Students collect for Rwanda


by Michelle Zimmerman

Students going on the Rwandan May Term trip are working to gather donations around campus before traveling to the Republic of Rwanda in Africa.

Freshman Annie Fullas is interested in the direct interactions she’ll make inside the Rwandan culture.

“We will be working hands on with Rwandan schoolchildren, helping them to not only understand the importance of academic education, but environmental as well,” Fullas said. “We will be learning about Rwanda’s beloved mountain gorillas and how important environmental conservation is in their country.”

Students involved in the trip take time to prepare every Wednesday afternoon. They are getting to know each other and the culture as well as reading three books.

“There are three important parts of Rwanda culture to understand; the geography, the importance of mountain gorillas to the people and the aftermath of the genocide,” junior Anna Rannebaum said.

Aside for preparing for the course, the students are also collecting a wide variety of donations to take along for their trip. Donations can include toiletries, musical instruments, new or used tennis shoes, some school supplies and other items that are sent out in campus wide e-mails.

There is a collection box located in Dunn Library. Monetary donations can be given to assistant professor of music Virginia Cronskery.

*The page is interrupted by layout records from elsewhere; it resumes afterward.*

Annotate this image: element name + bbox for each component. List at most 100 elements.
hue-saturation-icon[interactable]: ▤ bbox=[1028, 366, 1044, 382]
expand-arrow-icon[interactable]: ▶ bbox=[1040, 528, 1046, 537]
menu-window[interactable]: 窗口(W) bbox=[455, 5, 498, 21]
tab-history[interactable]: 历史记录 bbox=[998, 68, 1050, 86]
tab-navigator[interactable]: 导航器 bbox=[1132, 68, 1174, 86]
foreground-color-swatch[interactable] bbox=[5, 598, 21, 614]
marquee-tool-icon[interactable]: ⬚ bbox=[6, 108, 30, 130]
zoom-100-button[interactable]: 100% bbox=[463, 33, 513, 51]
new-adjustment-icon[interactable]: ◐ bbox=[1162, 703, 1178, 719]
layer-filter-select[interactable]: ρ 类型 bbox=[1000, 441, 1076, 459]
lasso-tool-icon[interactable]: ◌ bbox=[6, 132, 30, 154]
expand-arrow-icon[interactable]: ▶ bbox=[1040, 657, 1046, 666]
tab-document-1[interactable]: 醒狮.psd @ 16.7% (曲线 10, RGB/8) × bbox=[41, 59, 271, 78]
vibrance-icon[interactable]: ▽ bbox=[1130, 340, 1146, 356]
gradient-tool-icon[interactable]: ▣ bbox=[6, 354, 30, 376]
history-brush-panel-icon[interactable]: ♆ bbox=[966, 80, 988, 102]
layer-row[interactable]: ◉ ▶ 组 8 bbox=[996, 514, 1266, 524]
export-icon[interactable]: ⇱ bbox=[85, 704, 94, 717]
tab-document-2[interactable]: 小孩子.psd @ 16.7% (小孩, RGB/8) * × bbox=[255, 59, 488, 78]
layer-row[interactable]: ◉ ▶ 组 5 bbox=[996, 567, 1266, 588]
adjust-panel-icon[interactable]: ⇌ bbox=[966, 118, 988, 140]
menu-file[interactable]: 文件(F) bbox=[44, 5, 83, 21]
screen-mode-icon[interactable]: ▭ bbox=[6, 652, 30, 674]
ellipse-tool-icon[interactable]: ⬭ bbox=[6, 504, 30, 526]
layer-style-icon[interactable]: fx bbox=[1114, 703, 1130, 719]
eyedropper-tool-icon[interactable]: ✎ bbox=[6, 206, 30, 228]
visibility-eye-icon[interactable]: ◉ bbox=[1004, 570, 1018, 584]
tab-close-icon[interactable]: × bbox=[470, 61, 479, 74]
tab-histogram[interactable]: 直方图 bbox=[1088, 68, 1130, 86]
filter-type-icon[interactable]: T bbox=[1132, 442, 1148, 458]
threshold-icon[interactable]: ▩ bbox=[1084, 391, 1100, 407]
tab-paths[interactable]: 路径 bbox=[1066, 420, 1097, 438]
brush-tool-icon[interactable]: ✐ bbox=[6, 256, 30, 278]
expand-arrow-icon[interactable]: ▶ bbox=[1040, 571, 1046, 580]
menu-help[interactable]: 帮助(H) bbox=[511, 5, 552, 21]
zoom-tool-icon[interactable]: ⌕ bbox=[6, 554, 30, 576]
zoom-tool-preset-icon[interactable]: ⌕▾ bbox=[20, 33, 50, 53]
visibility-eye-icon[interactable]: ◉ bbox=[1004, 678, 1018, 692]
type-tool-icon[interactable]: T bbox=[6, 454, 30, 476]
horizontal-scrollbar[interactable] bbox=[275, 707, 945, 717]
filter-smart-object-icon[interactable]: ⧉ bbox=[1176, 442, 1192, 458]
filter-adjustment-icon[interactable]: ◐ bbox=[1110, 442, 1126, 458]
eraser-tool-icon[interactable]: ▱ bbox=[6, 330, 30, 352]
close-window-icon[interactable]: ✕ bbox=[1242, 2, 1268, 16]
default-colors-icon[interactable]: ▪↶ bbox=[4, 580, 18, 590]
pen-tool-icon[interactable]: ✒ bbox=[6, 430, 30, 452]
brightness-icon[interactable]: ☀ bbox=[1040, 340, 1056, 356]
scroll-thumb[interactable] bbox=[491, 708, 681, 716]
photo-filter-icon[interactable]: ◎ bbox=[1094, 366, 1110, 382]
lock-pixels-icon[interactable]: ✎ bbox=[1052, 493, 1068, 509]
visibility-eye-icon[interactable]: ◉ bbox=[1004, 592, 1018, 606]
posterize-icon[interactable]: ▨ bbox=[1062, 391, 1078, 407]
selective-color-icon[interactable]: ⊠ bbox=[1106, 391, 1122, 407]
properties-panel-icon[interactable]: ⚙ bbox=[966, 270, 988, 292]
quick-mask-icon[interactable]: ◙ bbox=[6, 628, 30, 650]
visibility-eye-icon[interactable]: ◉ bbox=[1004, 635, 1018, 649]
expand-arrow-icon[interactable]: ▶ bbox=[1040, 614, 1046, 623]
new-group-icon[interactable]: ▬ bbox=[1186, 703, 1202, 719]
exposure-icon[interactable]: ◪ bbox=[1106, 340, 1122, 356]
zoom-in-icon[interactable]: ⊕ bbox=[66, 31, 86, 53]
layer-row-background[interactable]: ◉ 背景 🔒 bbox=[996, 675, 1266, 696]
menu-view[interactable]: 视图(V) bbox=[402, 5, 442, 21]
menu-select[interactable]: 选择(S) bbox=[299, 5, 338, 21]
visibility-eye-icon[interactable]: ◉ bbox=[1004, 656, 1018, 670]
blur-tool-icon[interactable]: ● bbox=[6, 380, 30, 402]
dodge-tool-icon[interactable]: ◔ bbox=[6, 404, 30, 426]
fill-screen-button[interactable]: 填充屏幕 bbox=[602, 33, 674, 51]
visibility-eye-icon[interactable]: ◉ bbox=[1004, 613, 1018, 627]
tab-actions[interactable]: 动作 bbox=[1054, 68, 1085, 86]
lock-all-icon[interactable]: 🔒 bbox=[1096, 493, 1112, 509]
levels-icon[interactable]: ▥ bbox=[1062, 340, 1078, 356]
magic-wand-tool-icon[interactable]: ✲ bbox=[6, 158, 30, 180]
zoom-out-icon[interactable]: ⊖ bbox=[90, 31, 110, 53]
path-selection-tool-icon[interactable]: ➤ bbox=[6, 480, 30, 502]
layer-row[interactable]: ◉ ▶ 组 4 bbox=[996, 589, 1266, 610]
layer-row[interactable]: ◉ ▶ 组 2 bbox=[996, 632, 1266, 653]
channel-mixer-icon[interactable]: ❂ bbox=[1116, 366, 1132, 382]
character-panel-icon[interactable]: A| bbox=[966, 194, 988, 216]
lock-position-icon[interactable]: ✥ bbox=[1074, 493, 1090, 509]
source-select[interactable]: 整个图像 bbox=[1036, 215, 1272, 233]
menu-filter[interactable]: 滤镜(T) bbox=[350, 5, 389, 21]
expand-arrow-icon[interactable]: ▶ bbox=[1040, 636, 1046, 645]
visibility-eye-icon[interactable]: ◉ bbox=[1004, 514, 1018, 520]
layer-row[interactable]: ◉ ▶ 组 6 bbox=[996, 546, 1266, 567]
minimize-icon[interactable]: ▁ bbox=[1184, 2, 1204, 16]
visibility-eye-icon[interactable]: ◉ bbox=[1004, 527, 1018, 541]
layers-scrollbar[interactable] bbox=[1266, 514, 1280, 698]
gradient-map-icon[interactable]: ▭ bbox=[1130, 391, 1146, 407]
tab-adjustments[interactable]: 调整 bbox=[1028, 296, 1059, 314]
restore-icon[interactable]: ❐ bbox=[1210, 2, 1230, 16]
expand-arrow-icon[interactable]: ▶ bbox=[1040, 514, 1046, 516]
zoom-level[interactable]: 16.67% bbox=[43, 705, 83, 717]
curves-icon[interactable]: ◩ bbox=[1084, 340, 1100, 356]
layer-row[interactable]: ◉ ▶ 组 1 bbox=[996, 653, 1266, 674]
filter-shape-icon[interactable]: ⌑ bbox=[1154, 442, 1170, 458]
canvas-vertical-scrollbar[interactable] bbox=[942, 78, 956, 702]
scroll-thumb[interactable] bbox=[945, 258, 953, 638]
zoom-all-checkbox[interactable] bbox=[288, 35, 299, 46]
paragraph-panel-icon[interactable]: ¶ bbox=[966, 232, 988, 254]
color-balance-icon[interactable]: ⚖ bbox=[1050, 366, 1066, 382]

“We are each bringing an extra suite case [that is 50 pounds] dedicated to donations,” sophomore Kayla Ferguson said. “I know a lot of us are planning to only bring a few sets of clothes for ourselves and wash them repeatedly while we’re there in order to have more room to bring donations. We also plan to leave our own clothes there when we leave.”

Students are teaming up with the Great Ape Trust and the Art of Conservation from Des Moines.

“We will be working with the Great Ape Trust foundation for a week planting trees,” Ronnebaum said. “We will be given the opportunity to spend some time with the mountain gorillas on the conservation. We will be spending the rest of our trip working with the Art of Conservation. This group helps educate school children about health and conservation through the arts.”

Junior Angela Niesz, a member of the group, created a blog where the students will be able to track their happenings before, during and after the trip.

“We are starting to write in our blogs now,” Ferguson said. “We will talk about our prep work, fundraisers and what we’re learning.”

The blog will serve as a communication tool with friends and family, Ronnebaum said.

“This is the place for all students going on the trip to express their fears, expectations, hopes and plans for the trip,” Ronnebaum said.

Ferguson is looking forward to spending time with the Rwandans.

“[Looking forward to] learning about their way of life and what is truly important to them,” Ferguson said. “I know they will change my outlook immensely.”

Ronnebaum is looking forward to working with children at the schools.

“I am most looking forward to interacting with the people there and learning more about myself as the trip progresses,” Ronnebaum said.